Investimos R$ 105 milhões em equipamentos de melhor qualidade. A Cinemateca é reconhecida internacionalmente como a terceira melhor do mundo. Por que vai ser questionada por isso? Tem que ser questionado aquele que permite sua decadência, que mete a mão na coisa pública ou que deixa de prestar serviço. As pessoas da Sociedade de Amigos da Cinemateca (que recebeu o montante) são da qualidade de Ismail Xavier, Bresser-Pereira. E eu já disse: tragam fogo, que eu ponho a mão no fogo. É ignorância. Há um questionamento sobre a compra do acervo completo de Glauber Rocha sem licitação. Como vai licitar obra singular e original? Custou R$ 3 milhões e pouco, cerca de um terço do que o governo dá para financiar um filme.

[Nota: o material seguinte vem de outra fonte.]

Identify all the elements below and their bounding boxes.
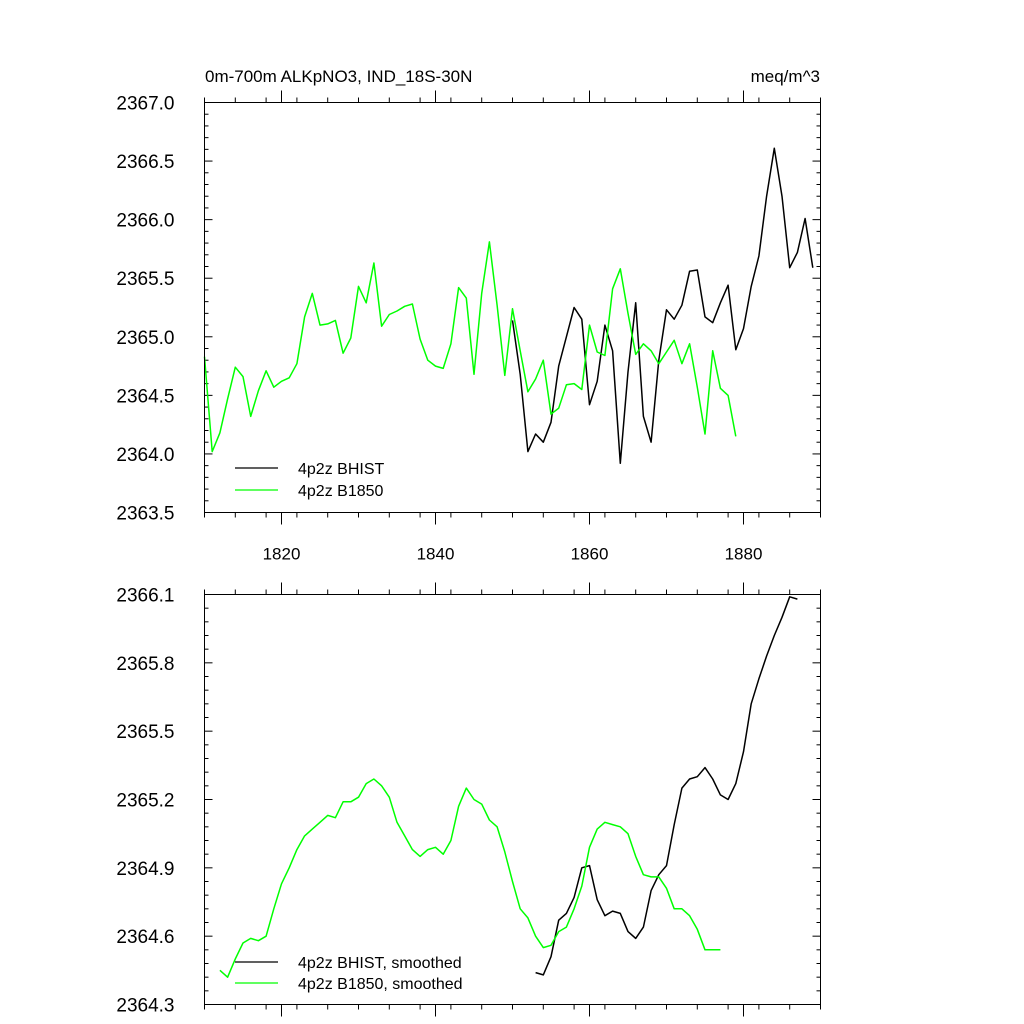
top-title-right: meq/m^3 bbox=[751, 67, 820, 86]
top-panel: 0m-700m ALKpNO3, IND_18S-30N meq/m^3 236… bbox=[116, 67, 821, 564]
top-plot-frame bbox=[204, 102, 821, 513]
top-x-tick-label: 1820 bbox=[263, 545, 301, 564]
top-y-tick-label: 2366.5 bbox=[116, 152, 174, 173]
bottom-y-tick-label: 2364.3 bbox=[116, 996, 174, 1017]
bottom-series-line-b1850 bbox=[219, 778, 721, 978]
top-legend-label-bhist: 4p2z BHIST bbox=[298, 461, 384, 478]
top-x-tick-label: 1880 bbox=[725, 545, 763, 564]
top-legend-label-b1850: 4p2z B1850 bbox=[298, 483, 384, 500]
top-legend: 4p2z BHIST 4p2z B1850 bbox=[235, 461, 384, 500]
bottom-legend: 4p2z BHIST, smoothed 4p2z B1850, smoothe… bbox=[235, 955, 463, 993]
top-y-tick-label: 2364.5 bbox=[116, 386, 174, 407]
bottom-y-tick-label: 2365.2 bbox=[116, 791, 174, 812]
top-y-tick-label: 2365.0 bbox=[116, 328, 174, 349]
bottom-y-tick-label: 2365.8 bbox=[116, 654, 174, 675]
bottom-y-tick-label: 2366.1 bbox=[116, 586, 174, 607]
top-y-tick-label: 2365.5 bbox=[116, 269, 174, 290]
bottom-y-tick-label: 2364.9 bbox=[116, 859, 174, 880]
bottom-plot-frame bbox=[204, 594, 821, 1005]
bottom-legend-label-bhist: 4p2z BHIST, smoothed bbox=[298, 955, 462, 972]
top-title-left: 0m-700m ALKpNO3, IND_18S-30N bbox=[205, 67, 472, 86]
bottom-y-tick-label: 2364.6 bbox=[116, 927, 174, 948]
bottom-series-line-bhist bbox=[535, 596, 798, 976]
top-x-tick-label: 1860 bbox=[571, 545, 609, 564]
top-series-line-bhist bbox=[511, 147, 814, 465]
bottom-panel: 2364.3 2364.6 2364.9 2365.2 2365.5 2365.8 2366… bbox=[116, 582, 821, 1017]
top-y-tick-label: 2364.0 bbox=[116, 445, 174, 466]
top-y-tick-label: 2363.5 bbox=[116, 504, 174, 525]
bottom-legend-label-b1850: 4p2z B1850, smoothed bbox=[298, 976, 463, 993]
top-x-tick-label: 1840 bbox=[417, 545, 455, 564]
bottom-y-tick-label: 2365.5 bbox=[116, 722, 174, 743]
top-y-tick-label: 2367.0 bbox=[116, 94, 174, 115]
top-series-line-b1850 bbox=[203, 241, 737, 453]
top-y-tick-label: 2366.0 bbox=[116, 211, 174, 232]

O senhor está aborrecido com isso.

É evidente que sim. Isso é uma ignorância. Eu boto a mão no fogo pelas pessoas da Sociedade. Quem tem que ter vergonha não são eles ou o ministério, mas quem reverbera uma coisa dessas. Eu quero que a CGU encerre o processo. Puna quem tem que punir e libere a instituição. Não há nada que justifique essa paralisia. Acho até que os órgãos de controle caíram numa cilada feita para tentar obscurecer uma ação grandiosa que foi criada num determinado momento.

Mas o que pretende fazer, objetivamente?

A Cinemateca precisa retomar o trabalho. Vamos modernizá-la administrativamente. Está em estudo a criação de uma OS para termos facilidades administrativas de gestão, porque essas instituições não podem funcionar bem sob o regime de administração direta. A burocracia é grande. Depois é preciso colocar nela uma diretoria do ramo, gente com capacidade para reerguê-la, que tenha envolvimento com a preservação da memória cinematográfica, conheça acervo brasileiro e não diga bobagens como que R$ 3 milhões pela obra de Glauber é caro.